Quantcast
Channel: SCN : Blog List - SAP HANA Developer Center
Viewing all articles
Browse latest Browse all 676

Bread & Butter: 8 Tables with ‘All you can eat’ Data

$
0
0

Hi All,

 

I’m sorry but this isn’t going to be an exciting blog about some of HANA’s cool features.

 

It's a bit boring but the Bread & Butter of all databases is having tables with data, that can be queried and joined.

 

For those of you just starting or those that are more adventurous and want a large volume of data to test out performance tuning options,  then  TPC Benchmark™H (TPC-Hmight be for you.

http://www.tpc.org/tpch/

 

TPC-H provides 8 tables and a data generation tool that enables you to create as much data as you want.

 

Generate the test data, create the tables, import and you’re away.

 

The 8 tables are all designed to be joined. They simulate Sales Order transactions:

The tables include (using SAP style terminology):

  1.        Customers (Customer Master)
  2.        Supplier (Vendor Master)
  3.        Part (Material Master records)
  4.        Partsupp (Inventory Balances)
  5.        Nation (Country)
  6.        Region
  7.        Orders (Sales Order Header)
  8.        Lineitem (Sales Order line items)

 

NOTE: The tables are NOT in the same format as the similar SAP ECC tables but offer similar information as what you might find in ECC.

 

The Table Schema is as follows:

1.png

NOTE: SF is the Scaling factor used to generate the data. 
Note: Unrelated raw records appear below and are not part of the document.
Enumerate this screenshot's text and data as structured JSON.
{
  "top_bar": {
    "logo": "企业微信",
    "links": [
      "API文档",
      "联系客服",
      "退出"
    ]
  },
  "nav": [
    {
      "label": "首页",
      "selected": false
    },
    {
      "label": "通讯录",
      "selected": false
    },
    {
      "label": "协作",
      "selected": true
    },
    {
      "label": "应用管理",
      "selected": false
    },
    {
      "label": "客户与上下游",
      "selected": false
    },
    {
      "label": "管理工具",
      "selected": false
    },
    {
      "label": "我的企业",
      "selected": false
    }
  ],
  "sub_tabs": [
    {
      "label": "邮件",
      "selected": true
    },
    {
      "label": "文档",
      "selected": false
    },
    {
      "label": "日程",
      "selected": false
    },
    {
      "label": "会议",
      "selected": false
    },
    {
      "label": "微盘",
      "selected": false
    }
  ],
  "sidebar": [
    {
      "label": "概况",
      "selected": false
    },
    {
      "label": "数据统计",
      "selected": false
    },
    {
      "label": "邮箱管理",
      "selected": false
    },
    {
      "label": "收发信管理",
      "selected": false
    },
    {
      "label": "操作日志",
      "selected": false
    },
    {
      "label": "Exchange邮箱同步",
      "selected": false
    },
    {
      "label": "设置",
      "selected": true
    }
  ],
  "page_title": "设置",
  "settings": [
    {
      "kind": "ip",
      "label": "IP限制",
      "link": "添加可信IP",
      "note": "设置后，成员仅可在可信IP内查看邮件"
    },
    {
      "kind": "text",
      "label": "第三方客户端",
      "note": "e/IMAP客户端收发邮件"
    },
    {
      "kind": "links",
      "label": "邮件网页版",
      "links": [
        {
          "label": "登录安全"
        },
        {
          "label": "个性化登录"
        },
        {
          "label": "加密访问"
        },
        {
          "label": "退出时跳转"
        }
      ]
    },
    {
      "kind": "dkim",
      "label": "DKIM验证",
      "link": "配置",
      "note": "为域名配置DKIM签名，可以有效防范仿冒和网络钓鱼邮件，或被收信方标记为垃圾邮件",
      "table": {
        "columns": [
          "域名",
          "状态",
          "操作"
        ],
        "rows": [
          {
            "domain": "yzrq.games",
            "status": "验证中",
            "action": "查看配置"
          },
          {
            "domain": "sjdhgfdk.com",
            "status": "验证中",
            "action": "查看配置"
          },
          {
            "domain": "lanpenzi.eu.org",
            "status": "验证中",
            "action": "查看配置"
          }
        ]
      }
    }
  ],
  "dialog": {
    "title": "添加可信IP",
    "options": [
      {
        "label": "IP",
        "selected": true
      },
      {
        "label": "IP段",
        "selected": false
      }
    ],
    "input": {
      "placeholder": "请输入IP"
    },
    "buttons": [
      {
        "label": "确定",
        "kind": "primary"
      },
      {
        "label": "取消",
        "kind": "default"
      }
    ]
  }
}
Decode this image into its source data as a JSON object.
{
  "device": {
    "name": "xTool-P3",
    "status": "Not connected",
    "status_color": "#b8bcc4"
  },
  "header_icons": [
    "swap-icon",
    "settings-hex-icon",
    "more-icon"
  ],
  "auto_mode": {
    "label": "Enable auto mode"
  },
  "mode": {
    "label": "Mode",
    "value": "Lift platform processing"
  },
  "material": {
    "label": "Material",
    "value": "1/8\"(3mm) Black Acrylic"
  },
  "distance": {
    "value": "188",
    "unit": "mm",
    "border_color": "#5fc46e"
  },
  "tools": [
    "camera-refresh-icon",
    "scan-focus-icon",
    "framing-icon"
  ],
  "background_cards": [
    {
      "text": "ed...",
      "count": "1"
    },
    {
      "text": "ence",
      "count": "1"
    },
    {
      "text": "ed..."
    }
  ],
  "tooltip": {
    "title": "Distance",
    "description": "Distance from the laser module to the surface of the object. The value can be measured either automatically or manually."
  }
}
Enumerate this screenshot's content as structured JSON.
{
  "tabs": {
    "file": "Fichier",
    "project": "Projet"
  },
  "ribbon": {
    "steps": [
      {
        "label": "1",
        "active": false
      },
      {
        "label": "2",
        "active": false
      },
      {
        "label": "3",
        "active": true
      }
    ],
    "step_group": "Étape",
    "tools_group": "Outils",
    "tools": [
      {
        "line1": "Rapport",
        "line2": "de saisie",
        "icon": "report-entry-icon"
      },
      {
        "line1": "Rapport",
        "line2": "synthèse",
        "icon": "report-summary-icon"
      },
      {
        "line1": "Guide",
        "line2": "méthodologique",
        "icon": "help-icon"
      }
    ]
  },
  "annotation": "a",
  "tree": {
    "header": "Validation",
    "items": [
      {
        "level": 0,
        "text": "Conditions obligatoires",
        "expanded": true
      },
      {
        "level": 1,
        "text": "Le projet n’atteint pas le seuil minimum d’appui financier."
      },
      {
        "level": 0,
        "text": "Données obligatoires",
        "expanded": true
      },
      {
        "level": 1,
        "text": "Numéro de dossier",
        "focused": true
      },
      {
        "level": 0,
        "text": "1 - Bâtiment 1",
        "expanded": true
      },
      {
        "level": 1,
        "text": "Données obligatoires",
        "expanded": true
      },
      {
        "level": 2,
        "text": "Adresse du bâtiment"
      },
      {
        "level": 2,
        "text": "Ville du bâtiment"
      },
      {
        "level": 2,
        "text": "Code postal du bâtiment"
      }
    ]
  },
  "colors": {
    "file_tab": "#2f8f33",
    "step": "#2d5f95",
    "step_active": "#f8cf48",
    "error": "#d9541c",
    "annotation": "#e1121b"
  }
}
            For example a scaling factor of 1 will generate 6 Million records for the lineitem table, SF 2 will generate 12 Million, 10 will generate 60M,

           100 will generate 600M, etc.

 

As a quick summary you will need to :

  •      Log into Linux with the appropriate authorization
  •      Install a C/C++ compiler if you’ve not already
  •      Download/Extract the TPC-H files
  •      Modify the ‘makefile’  to be relevant for Linux
  •      Compile the data generation tool (DBGEN)
  •      Run DBGEN to create data files based on the scaling factor
  •      Create the tables and import them in HANA studio

 

If you’re still reading then I’ve not scared you off, so now for the technical bit.

 

Log into Linux with the appropriate authorization

Use Putty or equivalent tool to log into Linux box running HANA , at the OS level.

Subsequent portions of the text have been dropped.